Aug 23, 2005

slate has a nice little essay about amsterdam. it's funny how american commentators tend to equate income and personal wealth with a high quality of life. in europe, though, they tend to value other things: vacations, long meals, simple joys like taking walks and riding bicycles. the dutch, apparently, really enjoy what can best be described as "coziness."

The overriding vibe in Amsterdam is coziness. It's like a municipal mission here. Every cafe has a cute little cat in the corner licking its paws. Every canal house blooms with a window box of tulips. Every hooker has doilies on her bedside table. (I'm guessing about this last thing, but it feels right.)

There's a Dutch word for their tyranny of cuteness. The word is gezellig, and it's difficult to translate. You just know it when you see it. For instance: Friends enjoying a picnic on a canal bank, laughing fondly, sharing a bottle of red wine ... this is clearly gezellig. A slob wolfing down fast food as he sprints to a meeting ... not so gezellig.

(This is a side note, but I find it sad that eating while walking—or worse, eating while driving—is the great American pastime. The Dutch almost never do this, except maybe with an ice cream cone. Having been here for a while, I've now decided I'm firmly on the side of the Dutchies in this matter. The notion that you wouldn't take time to slow down, sit at a table, savor your food—and, better yet, break bread with a couple of friends—seems weird to me now. And please don't start in about lost productivity and the demands of ruthless capitalism. I maintain that you can make money and also make time for a half-decent lunch.)

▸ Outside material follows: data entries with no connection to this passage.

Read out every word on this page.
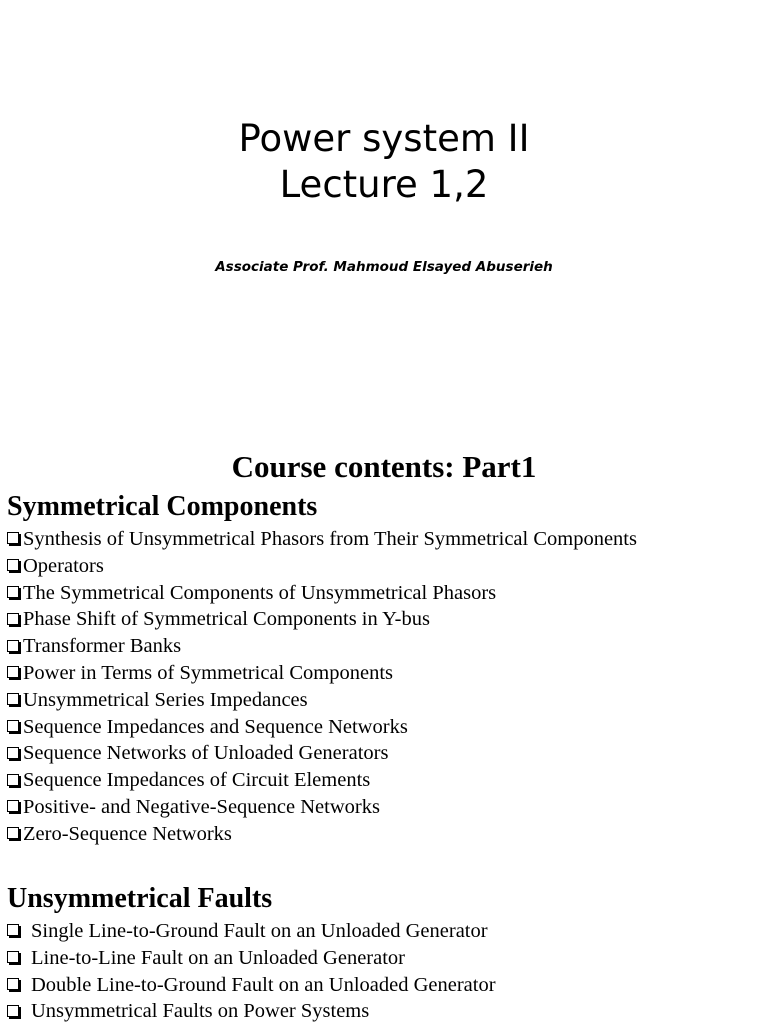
Power system II
Lecture 1,2
Associate Prof. Mahmoud Elsayed Abuserieh
Course contents: Part1
Symmetrical Components
Synthesis of Unsymmetrical Phasors from Their Symmetrical Components
Operators
The Symmetrical Components of Unsymmetrical Phasors
Phase Shift of Symmetrical Components in Y-bus
Transformer Banks
Power in Terms of Symmetrical Components
Unsymmetrical Series Impedances
Sequence Impedances and Sequence Networks
Sequence Networks of Unloaded Generators
Sequence Impedances of Circuit Elements
Positive- and Negative-Sequence Networks
Zero-Sequence Networks
Unsymmetrical Faults
Single Line-to-Ground Fault on an Unloaded Generator
Line-to-Line Fault on an Unloaded Generator
Double Line-to-Ground Fault on an Unloaded Generator
Unsymmetrical Faults on Power Systems
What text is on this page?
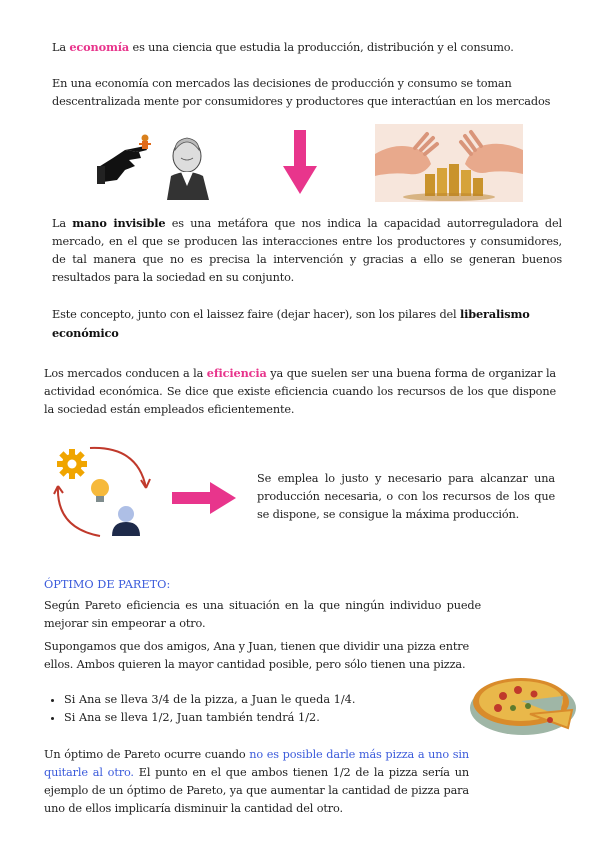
La economía es una ciencia que estudia la producción, distribución y el consumo.

En una economía con mercados las decisiones de producción y consumo se toman
descentralizada mente por consumidores y productores que interactúan en los mercados

La mano invisible es una metáfora que nos indica la capacidad autorreguladora del mercado, en el que se producen las interacciones entre los productores y consumidores, de tal manera que no es precisa la intervención y gracias a ello se generan buenos resultados para la sociedad en su conjunto.

Este concepto, junto con el laissez faire (dejar hacer), son los pilares del liberalismo económico

Los mercados conducen a la eficiencia ya que suelen ser una buena forma de organizar la actividad económica. Se dice que existe eficiencia cuando los recursos de los que dispone la sociedad están empleados eficientemente.

Se emplea lo justo y necesario para alcanzar una producción necesaria, o con los recursos de los que se dispone, se consigue la máxima producción.

ÓPTIMO DE PARETO:

Según Pareto eficiencia es una situación en la que ningún individuo puede mejorar sin empeorar a otro.

Supongamos que dos amigos, Ana y Juan, tienen que dividir una pizza entre ellos. Ambos quieren la mayor cantidad posible, pero sólo tienen una pizza.

• Si Ana se lleva 3/4 de la pizza, a Juan le queda 1/4.
• Si Ana se lleva 1/2, Juan también tendrá 1/2.

Un óptimo de Pareto ocurre cuando no es posible darle más pizza a uno sin quitarle al otro. El punto en el que ambos tienen 1/2 de la pizza sería un ejemplo de un óptimo de Pareto, ya que aumentar la cantidad de pizza para uno de ellos implicaría disminuir la cantidad del otro.
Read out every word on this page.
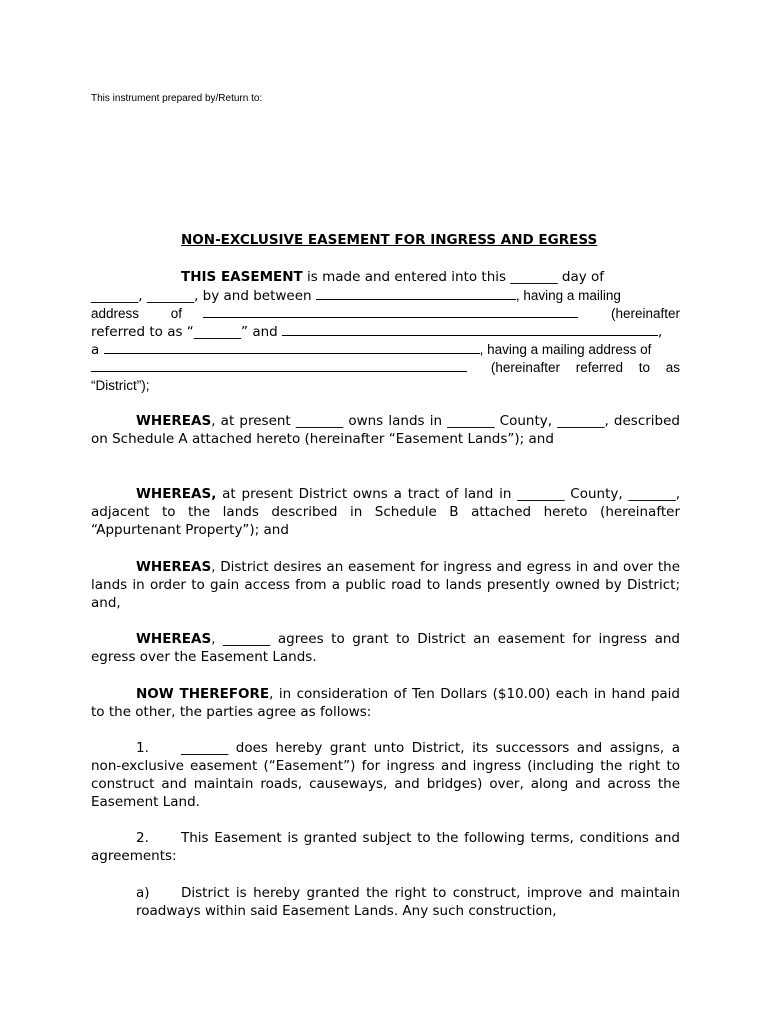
This instrument prepared by/Return to:
NON-EXCLUSIVE EASEMENT FOR INGRESS AND EGRESS
THIS EASEMENT is made and entered into this _______ day of
_______, _______, by and between	, having a mailing
address of	(hereinafter
referred to as “_______” and	,
a	, having a mailing address of
(hereinafter referred to as
“District”);
WHEREAS, at present _______ owns lands in _______ County, _______, described on Schedule A attached hereto (hereinafter “Easement Lands”); and
WHEREAS, at present District owns a tract of land in _______ County, _______, adjacent to the lands described in Schedule B attached hereto (hereinafter “Appurtenant Property”); and
WHEREAS, District desires an easement for ingress and egress in and over the lands in order to gain access from a public road to lands presently owned by District; and,
WHEREAS, _______ agrees to grant to District an easement for ingress and egress over the Easement Lands.
NOW THEREFORE, in consideration of Ten Dollars ($10.00) each in hand paid to the other, the parties agree as follows:
1. _______ does hereby grant unto District, its successors and assigns, a non-exclusive easement (“Easement”) for ingress and ingress (including the right to construct and maintain roads, causeways, and bridges) over, along and across the Easement Land.
2. This Easement is granted subject to the following terms, conditions and agreements:
a) District is hereby granted the right to construct, improve and maintain roadways within said Easement Lands. Any such construction,
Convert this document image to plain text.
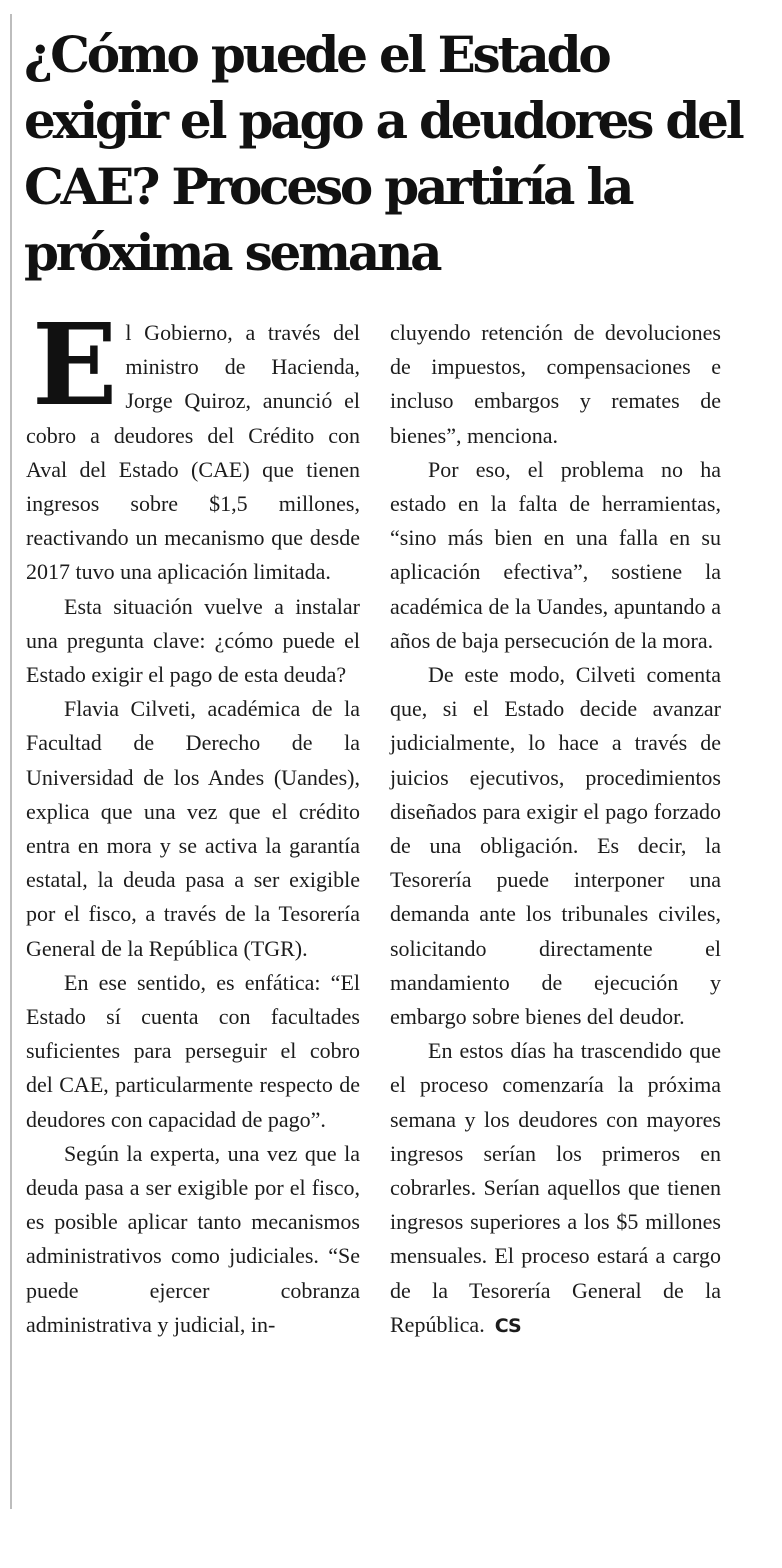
¿Cómo puede el Estado exigir el pago a deudores del CAE? Proceso partiría la próxima semana

El Gobierno, a través del ministro de Hacienda, Jorge Quiroz, anunció el cobro a deudores del Crédito con Aval del Estado (CAE) que tienen ingresos sobre $1,5 millones, reactivando un mecanismo que desde 2017 tuvo una aplicación limitada.

Esta situación vuelve a instalar una pregunta clave: ¿cómo puede el Estado exigir el pago de esta deuda?

Flavia Cilveti, académica de la Facultad de Derecho de la Universidad de los Andes (Uandes), explica que una vez que el crédito entra en mora y se activa la garantía estatal, la deuda pasa a ser exigible por el fisco, a través de la Tesorería General de la República (TGR).

En ese sentido, es enfática: “El Estado sí cuenta con facultades suficientes para perseguir el cobro del CAE, particularmente respecto de deudores con capacidad de pago”.

Según la experta, una vez que la deuda pasa a ser exigible por el fisco, es posible aplicar tanto mecanismos administrativos como judiciales. “Se puede ejercer cobranza administrativa y judicial, in-

cluyendo retención de devoluciones de impuestos, compensaciones e incluso embargos y remates de bienes”, menciona.

Por eso, el problema no ha estado en la falta de herramientas, “sino más bien en una falla en su aplicación efectiva”, sostiene la académica de la Uandes, apuntando a años de baja persecución de la mora.

De este modo, Cilveti comenta que, si el Estado decide avanzar judicialmente, lo hace a través de juicios ejecutivos, procedimientos diseñados para exigir el pago forzado de una obligación. Es decir, la Tesorería puede interponer una demanda ante los tribunales civiles, solicitando directamente el mandamiento de ejecución y embargo sobre bienes del deudor.

En estos días ha trascendido que el proceso comenzaría la próxima semana y los deudores con mayores ingresos serían los primeros en cobrarles. Serían aquellos que tienen ingresos superiores a los $5 millones mensuales. El proceso estará a cargo de la Tesorería General de la República. CS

The larger point is this: They live much better here. They carve out cozy, delightful moments anywhere they can find them. They bring their families on candlelit, nighttime boat rides through the canals. They chat with their friends at outdoor cafes as the sun sets. They leave work by 6 every evening. And these are not special, once-in-a-blue-moon treats. This is how they live, all the time. Even in my short stay here, I've found myself drifting into various gezellig moments (involving, for instance, good food, thoughtful friends, copious pints of Heineken, and a rainy afternoon inside a bar that played only Al Green records).

I realize I'm in grave danger of sounding like a Euro-snob. So, let me be clear: I don't think they're any smarter or cooler than us (though they're certainly taller and slimmer). And yes, of course, we're capable of living beautifully in the States. But the gezellig lifestyle is a national priority with the Dutchies. I'm not even sure what our shared priorities are in America. Getting rich? Appearing on television? It's fair to say that coziness is not high on the list.

So, each time I come to the end of an Amsterdam visit, I wait for my plane at Schiphol Airport and I swear to myself that this time I will bring a little gezellig back home with me. That I will slow down, and savor, and live with grace and elegance. And then I land at Dulles and immediately eat fast food in my car."